Larissagris 08/11/2023O PRIMEIRO DIA DA PRIMAVERA (NANCY TUCKER)Então era só isso que precisava, pensei. Era só isso que precisava acontecer para eu sentir que tinha todo o poder do mundo. Uma manhã, um instante, um menino de cabelo amarelo. Não era muita coisa, no fim das contas. (Pág. 15)
Em pouco tempo tudo vai voltar para o normal. Eu vou esquecer como é ter mãos fortes o suficiente para arrancar toda a vida de dentro de alguém. Vou esquecer como é ser Deus. (Pág. 15)
Era aí que eu jogava o tabuleiro longe, ou rasgava meu caderno de lição de casa, ou batia a cabeça de outra criança na parede. Quando você fazia coisas assim, os cuidadores vinham em bando, um segurando em cada lugar, e com tanta força que não dava nem para se mexer. Eu fiz um monte de coisas erradas. Era bom ser segurada assim. (Pág. 46)
Porque qualquer criança que ficasse comigo ia virar uma espécie de quebra-cabeça com peças estragadas e faltando. Se Molly ficasse comigo, ia virar Chrissie quando crescesse. (Pág. 51)
Ia ser um dia bem vazio, mas a vida era assim mesmo às vezes. Você precisava aprender a aguentar firme. (Pág. 55)
As pessoas viviam prometendo coisas, como se prometo fosse algo além de uma palavra idiota. (Pág. 62)
Tive vontade de contar que, depois que matei Steven, eu me senti mais segura que antes, porque era comigo que precisavam tomar cuidado, e ser a pessoa com que os outros precisavam tomar cuidado era a condição mais segura de todas. (Pág. 62)
Nós ainda íamos na igreja aos domingos. A mamãe gostava de Deus, apesar de não gostar de mim. (Pág. 76)
Comecei a entender que eu não queria ela, não de verdade, não do jeito que ela era. Eu voltava rastejando porque esperava um dia descobrir que ela tinha mudado e virado o que não era. (Pág. 102)
Geralmente quando as pessoas dizem que é uma coisa que não se deseja nem para os piores inimigos, isso significa que provavelmente elas desejam aquilo para os piores inimigos, e inclusive iam achar divertido se acontecesse com eles. Não tinha muita coisa no mundo que eu não ia desejar que acontecesse com Donna. (Pág. 109)
[...] liberdade não era a mesma coisa que se sentir livre. (Pág. 132)
Você só se esforça para proteger o que é importante na sua vida. (Pág. 143)
Eu meio que achei que, se o seu filho morreu, um desenho feito por uma criança que não morreu não chega nem perto de ser o que você precisa. Mas eu não tinha filhos, então na verdade não sabia com certeza. (Pág. 189)

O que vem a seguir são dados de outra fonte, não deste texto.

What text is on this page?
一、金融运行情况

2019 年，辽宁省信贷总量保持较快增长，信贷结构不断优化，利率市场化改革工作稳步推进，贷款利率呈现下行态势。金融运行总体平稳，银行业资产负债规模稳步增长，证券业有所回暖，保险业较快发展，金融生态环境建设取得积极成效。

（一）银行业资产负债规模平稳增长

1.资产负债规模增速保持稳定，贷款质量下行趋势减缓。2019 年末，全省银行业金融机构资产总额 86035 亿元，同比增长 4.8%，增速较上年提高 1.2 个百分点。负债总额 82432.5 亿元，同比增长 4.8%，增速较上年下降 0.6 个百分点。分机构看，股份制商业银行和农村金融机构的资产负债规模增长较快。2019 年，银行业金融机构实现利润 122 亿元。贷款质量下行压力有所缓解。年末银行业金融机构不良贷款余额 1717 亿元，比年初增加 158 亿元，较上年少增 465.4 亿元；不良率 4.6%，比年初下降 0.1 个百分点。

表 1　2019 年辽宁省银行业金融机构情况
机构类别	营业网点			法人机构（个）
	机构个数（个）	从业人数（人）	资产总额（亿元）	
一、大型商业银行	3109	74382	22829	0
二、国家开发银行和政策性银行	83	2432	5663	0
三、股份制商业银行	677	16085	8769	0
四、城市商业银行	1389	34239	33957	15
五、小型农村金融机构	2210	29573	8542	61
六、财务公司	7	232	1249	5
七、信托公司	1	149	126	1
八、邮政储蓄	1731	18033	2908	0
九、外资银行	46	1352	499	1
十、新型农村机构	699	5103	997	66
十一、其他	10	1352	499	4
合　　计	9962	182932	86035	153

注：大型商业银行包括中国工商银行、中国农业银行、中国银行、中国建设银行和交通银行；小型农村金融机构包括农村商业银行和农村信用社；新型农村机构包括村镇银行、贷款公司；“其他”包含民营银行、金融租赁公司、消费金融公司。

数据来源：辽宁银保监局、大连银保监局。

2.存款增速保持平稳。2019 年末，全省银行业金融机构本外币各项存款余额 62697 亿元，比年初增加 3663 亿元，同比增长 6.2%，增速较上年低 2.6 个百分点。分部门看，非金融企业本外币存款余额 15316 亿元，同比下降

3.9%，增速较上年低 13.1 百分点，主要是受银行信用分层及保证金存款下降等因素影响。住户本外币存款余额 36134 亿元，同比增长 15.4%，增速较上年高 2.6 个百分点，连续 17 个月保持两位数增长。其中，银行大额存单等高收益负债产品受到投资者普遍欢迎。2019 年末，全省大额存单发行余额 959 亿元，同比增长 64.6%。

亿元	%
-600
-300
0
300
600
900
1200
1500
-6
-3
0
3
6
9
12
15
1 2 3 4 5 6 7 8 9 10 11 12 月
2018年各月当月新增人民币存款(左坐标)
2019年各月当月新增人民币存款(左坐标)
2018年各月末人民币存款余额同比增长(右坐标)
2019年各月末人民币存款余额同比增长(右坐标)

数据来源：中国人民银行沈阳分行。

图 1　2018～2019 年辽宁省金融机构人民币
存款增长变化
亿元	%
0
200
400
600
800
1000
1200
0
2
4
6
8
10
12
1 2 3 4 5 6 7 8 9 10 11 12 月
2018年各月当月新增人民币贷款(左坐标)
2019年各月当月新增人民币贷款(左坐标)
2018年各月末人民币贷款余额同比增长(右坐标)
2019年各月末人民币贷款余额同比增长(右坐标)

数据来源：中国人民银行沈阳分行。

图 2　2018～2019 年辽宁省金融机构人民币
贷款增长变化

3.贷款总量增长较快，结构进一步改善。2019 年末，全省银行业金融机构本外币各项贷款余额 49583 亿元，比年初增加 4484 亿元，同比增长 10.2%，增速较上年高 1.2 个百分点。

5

Às vezes é preciso abrir um espaço entre você e outra pessoa, mesmo aquelas que você gosta, mesmo aquelas que você ama, porque você pode estar com calor ou precisando respirar. (Pág. 198)
Nós éramos como uma família de passarinhos que deu errado, a mamãe e eu: ela saía para buscar comida, eu ficava no ninho. Mas só às vezes ela trazia pedaços de minhoca mastigados para mim, e eu engolia todas as migalhas que me sobravam. (Pág. 202)

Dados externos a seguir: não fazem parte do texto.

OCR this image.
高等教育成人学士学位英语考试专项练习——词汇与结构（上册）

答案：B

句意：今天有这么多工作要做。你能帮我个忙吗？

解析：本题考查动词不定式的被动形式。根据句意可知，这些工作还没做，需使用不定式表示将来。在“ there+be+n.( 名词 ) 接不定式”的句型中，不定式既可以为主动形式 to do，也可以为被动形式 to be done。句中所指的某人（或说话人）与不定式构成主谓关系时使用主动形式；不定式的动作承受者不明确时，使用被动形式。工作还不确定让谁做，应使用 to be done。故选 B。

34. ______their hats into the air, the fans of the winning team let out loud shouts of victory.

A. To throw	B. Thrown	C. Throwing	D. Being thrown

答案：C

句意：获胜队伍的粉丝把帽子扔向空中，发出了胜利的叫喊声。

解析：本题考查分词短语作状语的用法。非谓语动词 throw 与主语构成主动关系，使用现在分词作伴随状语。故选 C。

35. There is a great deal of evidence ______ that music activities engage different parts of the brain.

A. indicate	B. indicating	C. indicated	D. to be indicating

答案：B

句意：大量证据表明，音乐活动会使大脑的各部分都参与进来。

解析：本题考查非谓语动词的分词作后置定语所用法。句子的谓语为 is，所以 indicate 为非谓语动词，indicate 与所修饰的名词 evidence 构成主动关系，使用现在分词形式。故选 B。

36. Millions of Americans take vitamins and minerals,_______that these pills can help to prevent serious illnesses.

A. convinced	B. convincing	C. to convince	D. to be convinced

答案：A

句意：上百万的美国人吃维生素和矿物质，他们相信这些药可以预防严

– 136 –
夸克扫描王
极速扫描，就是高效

Eu não sabia como dizer que a comida deixava de ser comida quando você não tinha o que comer, que se tornava uma ausência cada vez maior enquanto você definhava. A comida virava o jeito que você media as horas, o jeito que diferenciava um dia bom de um ruim, uma coisa a que você se apegava quando tinha e lamentava quando não tinha. Eu não sabia como explicar a fome, e não sabia se valia a pena tentar. Não dá para entender a fome a não ser que você já tenha sentido. (Pág. 202)
Seria loucura dizer que eu matei porque passava fome, mas a fome era uma forma de loucura. Era o motivo por trás de muita coisa que eu fazia na época. (Pág. 202)

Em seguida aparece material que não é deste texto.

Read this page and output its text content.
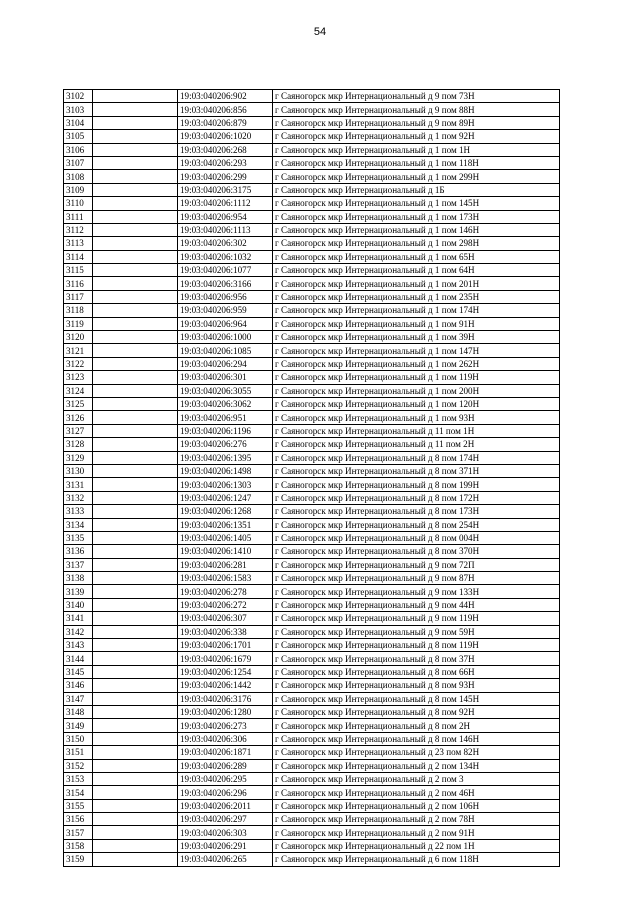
54
3102		19:03:040206:902	г Саяногорск мкр Интернациональный д 9 пом 73Н
3103		19:03:040206:856	г Саяногорск мкр Интернациональный д 9 пом 88Н
3104		19:03:040206:879	г Саяногорск мкр Интернациональный д 9 пом 89Н
3105		19:03:040206:1020	г Саяногорск мкр Интернациональный д 1 пом 92Н
3106		19:03:040206:268	г Саяногорск мкр Интернациональный д 1 пом 1Н
3107		19:03:040206:293	г Саяногорск мкр Интернациональный д 1 пом 118Н
3108		19:03:040206:299	г Саяногорск мкр Интернациональный д 1 пом 299Н
3109		19:03:040206:3175	г Саяногорск мкр Интернациональный д 1Б
3110		19:03:040206:1112	г Саяногорск мкр Интернациональный д 1 пом 145Н
3111		19:03:040206:954	г Саяногорск мкр Интернациональный д 1 пом 173Н
3112		19:03:040206:1113	г Саяногорск мкр Интернациональный д 1 пом 146Н
3113		19:03:040206:302	г Саяногорск мкр Интернациональный д 1 пом 298Н
3114		19:03:040206:1032	г Саяногорск мкр Интернациональный д 1 пом 65Н
3115		19:03:040206:1077	г Саяногорск мкр Интернациональный д 1 пом 64Н
3116		19:03:040206:3166	г Саяногорск мкр Интернациональный д 1 пом 201Н
3117		19:03:040206:956	г Саяногорск мкр Интернациональный д 1 пом 235Н
3118		19:03:040206:959	г Саяногорск мкр Интернациональный д 1 пом 174Н
3119		19:03:040206:964	г Саяногорск мкр Интернациональный д 1 пом 91Н
3120		19:03:040206:1000	г Саяногорск мкр Интернациональный д 1 пом 39Н
3121		19:03:040206:1085	г Саяногорск мкр Интернациональный д 1 пом 147Н
3122		19:03:040206:294	г Саяногорск мкр Интернациональный д 1 пом 262Н
3123		19:03:040206:301	г Саяногорск мкр Интернациональный д 1 пом 119Н
3124		19:03:040206:3055	г Саяногорск мкр Интернациональный д 1 пом 200Н
3125		19:03:040206:3062	г Саяногорск мкр Интернациональный д 1 пом 120Н
3126		19:03:040206:951	г Саяногорск мкр Интернациональный д 1 пом 93Н
3127		19:03:040206:1196	г Саяногорск мкр Интернациональный д 11 пом 1Н
3128		19:03:040206:276	г Саяногорск мкр Интернациональный д 11 пом 2Н
3129		19:03:040206:1395	г Саяногорск мкр Интернациональный д 8 пом 174Н
3130		19:03:040206:1498	г Саяногорск мкр Интернациональный д 8 пом 371Н
3131		19:03:040206:1303	г Саяногорск мкр Интернациональный д 8 пом 199Н
3132		19:03:040206:1247	г Саяногорск мкр Интернациональный д 8 пом 172Н
3133		19:03:040206:1268	г Саяногорск мкр Интернациональный д 8 пом 173Н
3134		19:03:040206:1351	г Саяногорск мкр Интернациональный д 8 пом 254Н
3135		19:03:040206:1405	г Саяногорск мкр Интернациональный д 8 пом 004Н
3136		19:03:040206:1410	г Саяногорск мкр Интернациональный д 8 пом 370Н
3137		19:03:040206:281	г Саяногорск мкр Интернациональный д 9 пом 72П
3138		19:03:040206:1583	г Саяногорск мкр Интернациональный д 9 пом 87Н
3139		19:03:040206:278	г Саяногорск мкр Интернациональный д 9 пом 133Н
3140		19:03:040206:272	г Саяногорск мкр Интернациональный д 9 пом 44Н
3141		19:03:040206:307	г Саяногорск мкр Интернациональный д 9 пом 119Н
3142		19:03:040206:338	г Саяногорск мкр Интернациональный д 9 пом 59Н
3143		19:03:040206:1701	г Саяногорск мкр Интернациональный д 8 пом 119Н
3144		19:03:040206:1679	г Саяногорск мкр Интернациональный д 8 пом 37Н
3145		19:03:040206:1254	г Саяногорск мкр Интернациональный д 8 пом 66Н
3146		19:03:040206:1442	г Саяногорск мкр Интернациональный д 8 пом 93Н
3147		19:03:040206:3176	г Саяногорск мкр Интернациональный д 8 пом 145Н
3148		19:03:040206:1280	г Саяногорск мкр Интернациональный д 8 пом 92Н
3149		19:03:040206:273	г Саяногорск мкр Интернациональный д 8 пом 2Н
3150		19:03:040206:306	г Саяногорск мкр Интернациональный д 8 пом 146Н
3151		19:03:040206:1871	г Саяногорск мкр Интернациональный д 23 пом 82Н
3152		19:03:040206:289	г Саяногорск мкр Интернациональный д 2 пом 134Н
3153		19:03:040206:295	г Саяногорск мкр Интернациональный д 2 пом 3
3154		19:03:040206:296	г Саяногорск мкр Интернациональный д 2 пом 46Н
3155		19:03:040206:2011	г Саяногорск мкр Интернациональный д 2 пом 106Н
3156		19:03:040206:297	г Саяногорск мкр Интернациональный д 2 пом 78Н
3157		19:03:040206:303	г Саяногорск мкр Интернациональный д 2 пом 91Н
3158		19:03:040206:291	г Саяногорск мкр Интернациональный д 22 пом 1Н
3159		19:03:040206:265	г Саяногорск мкр Интернациональный д 6 пом 118Н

Doía demais ser grande. Ser grande demais para caber nas roupas que tinham o cheiro da Linda e das ruas. Grande demais para me esconder. Grande demais para amar. (Pág. 204)
As crianças não nascem amando você. Precisando de você, talvez. Mas amando, não. Você precisa se esforçar para ganhar amor. (Pág. 209)
Ninguém nunca me ensinou nada. Mas, se quiser, você aprende. E depois aprende a ser um pouco melhor no dia seguinte. E vai fazendo assim todos os dias. Na maior parte do tempo é bem difícil e chato, mas não é impossível. Você só precisa querer de verdade. (Pág. 210)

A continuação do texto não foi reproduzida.